* Steven Rostedt <rost...@goodmis.org> wrote:

> On Mon, 20 Apr 2015 20:09:04 +0200
> Ingo Molnar <mi...@kernel.org> wrote:
> 
> 
> > So the disadvantage is that if a boot default is wrong, we'll hear 
> > about it eventually and can fix/improve it.
> > 
> > If a sysctl knob is wrong, people will just 'tune' it and forget 
> > to propagate it to the kernel proper (why should they).
> 
> My fear is that there is no one true value. [...]

Do we know that?

> [...] One person complains about it, we change it, then someone else 
> complains about the new value. That would be even worse.

At that point we can still add a sysctl, if valid arguments are 
offered.

> > Which is fine for something like ftrace and other ad-hoc 
> > instrumentation that is generally very fine tuned to a given bug 
> > or given piece of hardware, but for something like the RCU 
> > implementation of the kernel - even if it's just a RT side thought 
> > of it - I'm not so sure about it.
> 
> I would argue than every case is different, and only the sysadmin 
> would know the right value. Thus, just set it to one, and if that's 
> not good enough, then the sysadmins can change it to their needs.

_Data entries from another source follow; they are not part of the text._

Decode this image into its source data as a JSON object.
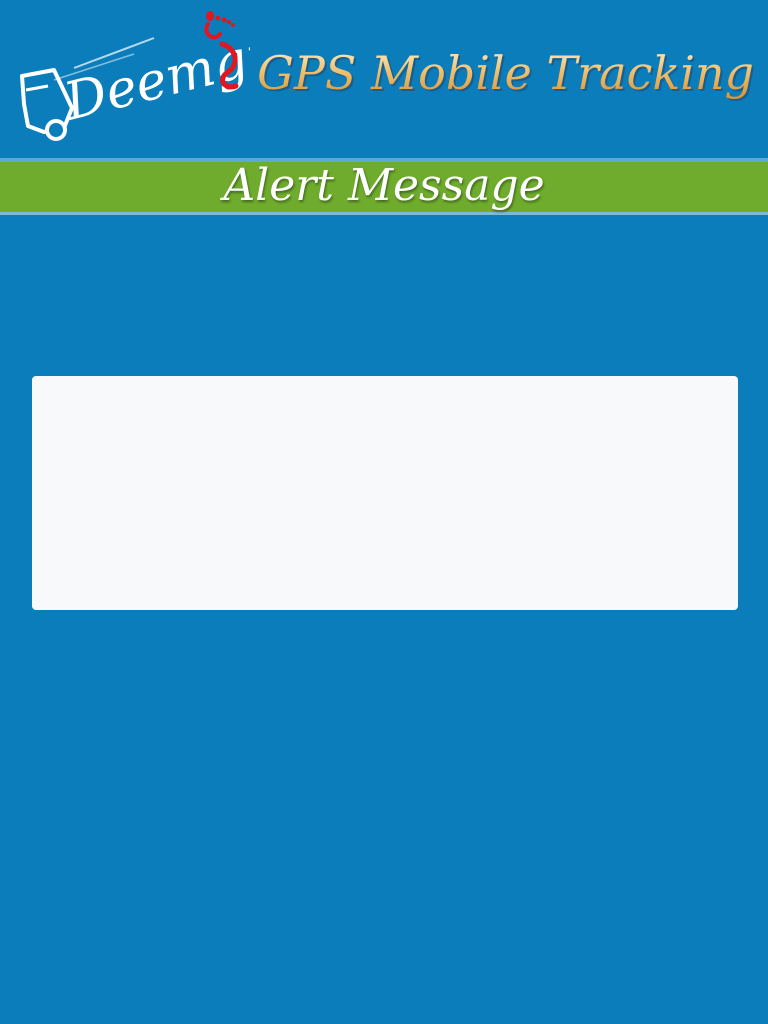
{
  "header": {
    "logo": {
      "brand_text": "Deemgps",
      "icon": "delivery-truck-footprint-logo",
      "brand_color": "#ffffff",
      "accent_color": "#e2161e"
    },
    "app_title": "GPS Mobile Tracking",
    "title_color": "#f1c272"
  },
  "banner": {
    "title": "Alert Message",
    "color": "#6fac2d"
  },
  "alert": {
    "message": ""
  },
  "colors": {
    "background": "#0b7dbb",
    "panel": "#f8f9fa"
  }
}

Well, we had really bad experience with sysctls in the past, in 
particular in the VM: with various settings exposed and distros 
'tuning' them - sometimes radically changing the way the system 
worked, confusing everyone involved.

So I'm in general opposed to sysctls for core kernel behavior - except 
for cases where we don't know better.

Instrumentation - especially instrumentation that should have been 
implemented mostly in user-space, like ftrace ;-) - is another special 
case that should stay as flexible as possible via sysctls, obviously.